A colleague was looking to build a website using a Python framework and asked this question:

What would you say is the benefit then, to use something like Django or Flask if you want to build a basic site, if these systems still require html? Why not just use html as is?

Here was my response, with some updates:

Dynamic content

HTML is static. So you typically need some scripting language (Python/PHP/Node.js) if you want it to change based on user input - such as allowing users or an admin user to upload content (posts, photos) which is stored in a database and then show that to users. Or you can fetch content from another external source (e.g. weather API) before returning the HTML page.

Templating

HTML needs to have presentation instructions duplicated verbosely (the same styling, navigation bar, etc. used on most pages, with slight differences) and so it is not DRY like typical programming.

This makes it tedious and messy to maintain for site of more than one HTML page. If you use PHP/Python you can write your menu in a template or function one and then reuse it on every page that needs it. So then you separate the content from styling layout.

If you need a site of only one page and you are learning HTML, then creating an index.html file and serving that on a local server or with GitHub Pages can work fine. It won’t allow users to upload content, but if you need add or update pictures, text, etc. you can do that by editing the index.html page and uploading any images to the repo.

Abstraction

A script language also makes things abstracted - instead of writing out many lines of code to make a slideshow, you reference a ready-made widget in PHP, Python etc. and tell it what images to use (or a folder to use).

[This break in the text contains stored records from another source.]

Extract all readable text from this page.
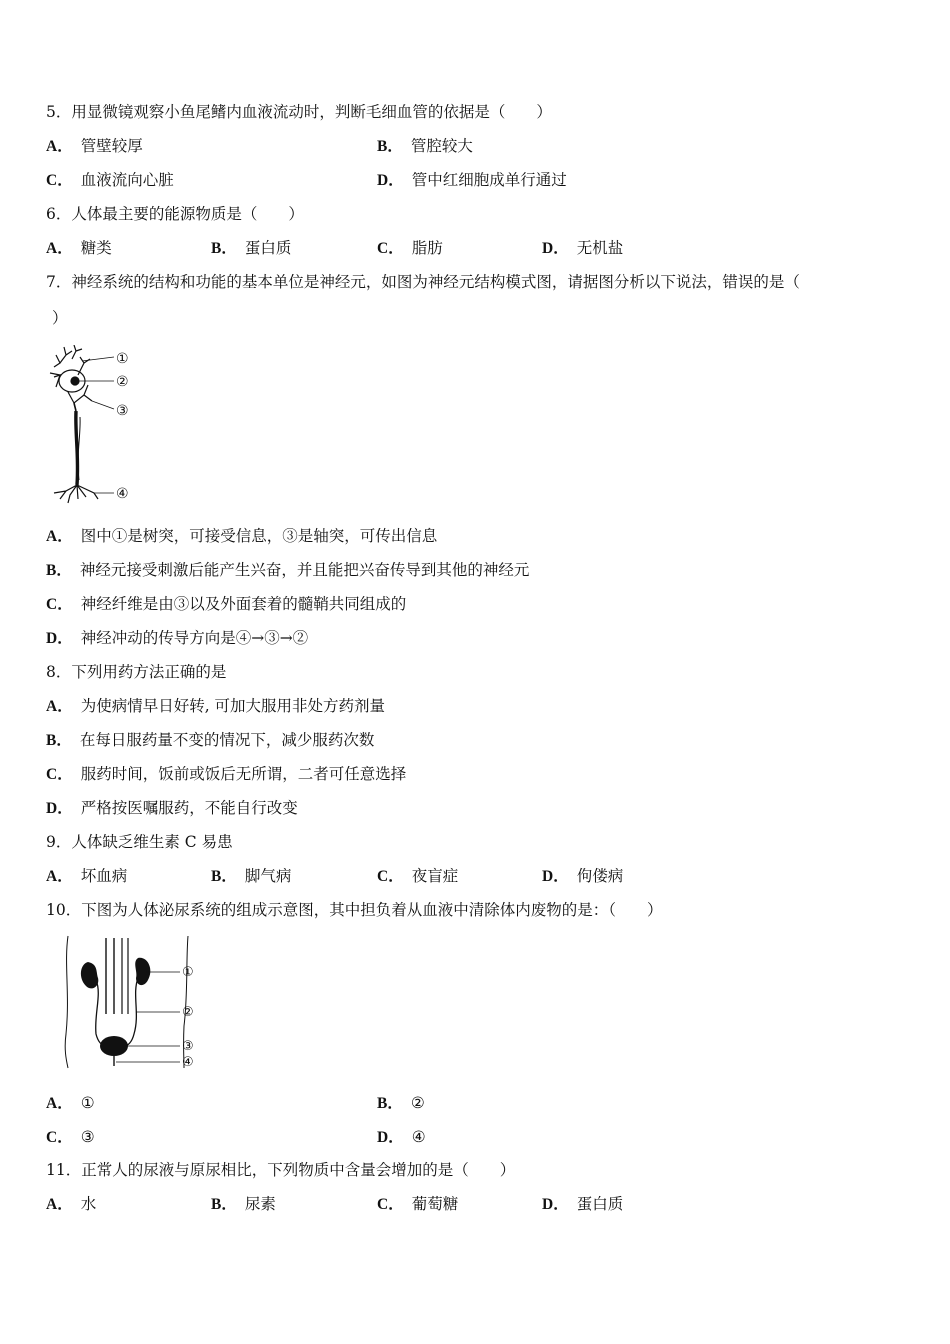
5．用显微镜观察小鱼尾鳍内血液流动时，判断毛细血管的依据是（　　）
A． 管壁较厚	B． 管腔较大
C． 血液流向心脏	D． 管中红细胞成单行通过
6．人体最主要的能源物质是（　　）
A． 糖类	B． 蛋白质	C． 脂肪	D． 无机盐
7．神经系统的结构和功能的基本单位是神经元，如图为神经元结构模式图，请据图分析以下说法，错误的是（
）
①
②
③
④
A． 图中①是树突，可接受信息，③是轴突，可传出信息
B． 神经元接受刺激后能产生兴奋，并且能把兴奋传导到其他的神经元
C． 神经纤维是由③以及外面套着的髓鞘共同组成的
D． 神经冲动的传导方向是④→③→②
8．下列用药方法正确的是
A． 为使病情早日好转, 可加大服用非处方药剂量
B． 在每日服药量不变的情况下，减少服药次数
C． 服药时间，饭前或饭后无所谓，二者可任意选择
D． 严格按医嘱服药，不能自行改变
9．人体缺乏维生素 C 易患
A． 坏血病	B． 脚气病	C． 夜盲症	D． 佝偻病
10．下图为人体泌尿系统的组成示意图，其中担负着从血液中清除体内废物的是：（　　）
①
②
③
④
A． ①	B． ②
C． ③	D． ④
11．正常人的尿液与原尿相比，下列物质中含量会增加的是（　　）
A． 水	B． 尿素	C． 葡萄糖	D． 蛋白质
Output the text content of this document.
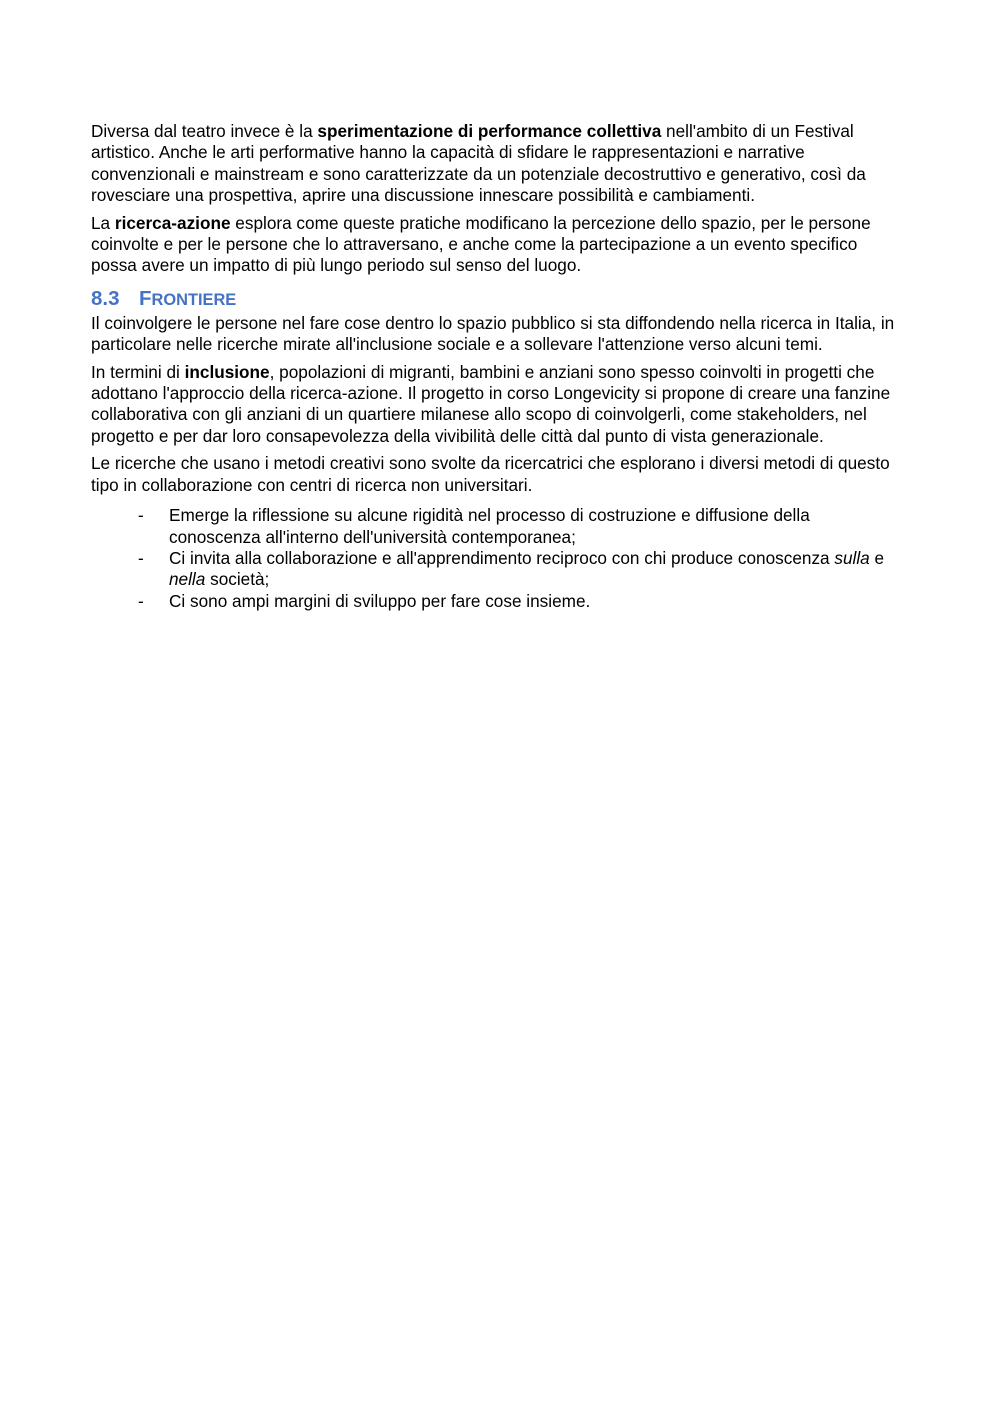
Diversa dal teatro invece è la sperimentazione di performance collettiva nell'ambito di un Festival artistico. Anche le arti performative hanno la capacità di sfidare le rappresentazioni e narrative convenzionali e mainstream e sono caratterizzate da un potenziale decostruttivo e generativo, così da rovesciare una prospettiva, aprire una discussione innescare possibilità e cambiamenti.

La ricerca-azione esplora come queste pratiche modificano la percezione dello spazio, per le persone coinvolte e per le persone che lo attraversano, e anche come la partecipazione a un evento specifico possa avere un impatto di più lungo periodo sul senso del luogo.

8.3 FRONTIERE

Il coinvolgere le persone nel fare cose dentro lo spazio pubblico si sta diffondendo nella ricerca in Italia, in particolare nelle ricerche mirate all'inclusione sociale e a sollevare l'attenzione verso alcuni temi.

In termini di inclusione, popolazioni di migranti, bambini e anziani sono spesso coinvolti in progetti che adottano l'approccio della ricerca-azione. Il progetto in corso Longevicity si propone di creare una fanzine collaborativa con gli anziani di un quartiere milanese allo scopo di coinvolgerli, come stakeholders, nel progetto e per dar loro consapevolezza della vivibilità delle città dal punto di vista generazionale.

Le ricerche che usano i metodi creativi sono svolte da ricercatrici che esplorano i diversi metodi di questo tipo in collaborazione con centri di ricerca non universitari.

- Emerge la riflessione su alcune rigidità nel processo di costruzione e diffusione della conoscenza all'interno dell'università contemporanea;
- Ci invita alla collaborazione e all'apprendimento reciproco con chi produce conoscenza sulla e nella società;
- Ci sono ampi margini di sviluppo per fare cose insieme.
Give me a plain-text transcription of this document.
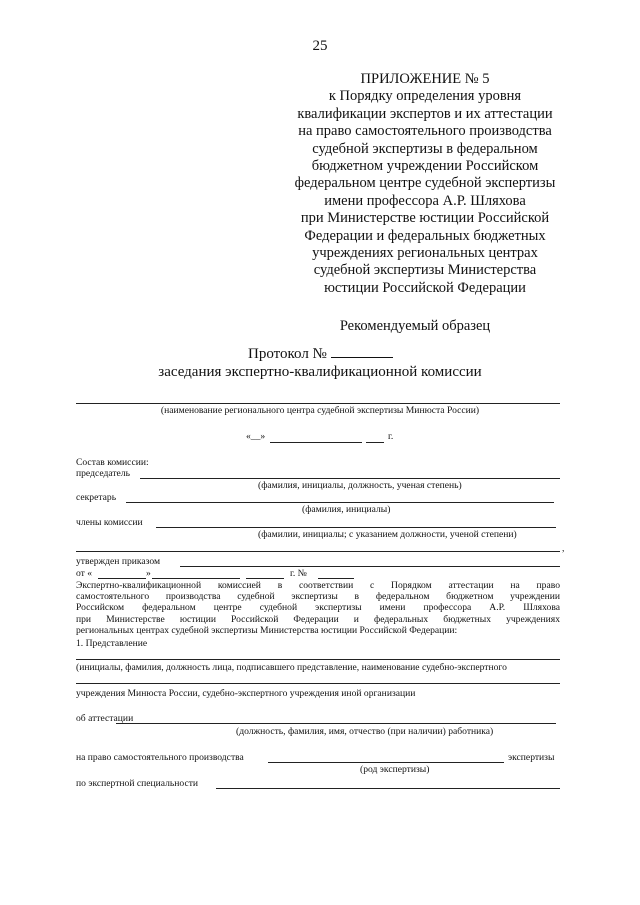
25
ПРИЛОЖЕНИЕ № 5
к Порядку определения уровня
квалификации экспертов и их аттестации
на право самостоятельного производства
судебной экспертизы в федеральном
бюджетном учреждении Российском
федеральном центре судебной экспертизы
имени профессора А.Р. Шляхова
при Министерстве юстиции Российской
Федерации и федеральных бюджетных
учреждениях региональных центрах
судебной экспертизы Министерства
юстиции Российской Федерации
Рекомендуемый образец
Протокол №
заседания экспертно-квалификационной комиссии
(наименование регионального центра судебной экспертизы Минюста России)
«__»	г.
Состав комиссии:
председатель
(фамилия, инициалы, должность, ученая степень)
секретарь
(фамилия, инициалы)
члены комиссии
(фамилии, инициалы; с указанием должности, ученой степени)
,
утвержден приказом
от «	»	г. №
Экспертно-квалификационной комиссией в соответствии с Порядком аттестации на право
самостоятельного производства судебной экспертизы в федеральном бюджетном учреждении
Российском федеральном центре судебной экспертизы имени профессора А.Р. Шляхова
при Министерстве юстиции Российской Федерации и федеральных бюджетных учреждениях
региональных центрах судебной экспертизы Министерства юстиции Российской Федерации:
1. Представление
(инициалы, фамилия, должность лица, подписавшего представление, наименование судебно-экспертного
учреждения Минюста России, судебно-экспертного учреждения иной организации
об аттестации
(должность, фамилия, имя, отчество (при наличии) работника)
на право самостоятельного производства	экспертизы
(род экспертизы)
по экспертной специальности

If you want to focus on learning HTML and CSS to build a site, then you can build it up from scratch or find a simple HTML template.

Focus on writing content

If you like writing markdown for italics, heading, bullet points etc. rather than writing HTML, you can also create a single index.md with markdown content. See docs/index.md here and the linked site https://github.com/MichaelCurrin/gh-pages-no-jekyll This is a very simple example.

For a more complex solution, you can use a static site builder like Jekyll (supported by GitHub Pages). This is elegant solution static website, where you write content as markdown files and layout as HTML, then a framework compiles that all to HTML assets which get served.

One advantage is performance - serving HTML files with Apache/Nginx is very efficient. Another is security - there is no public-facing Python/PHP/Node.js server which could get hacked.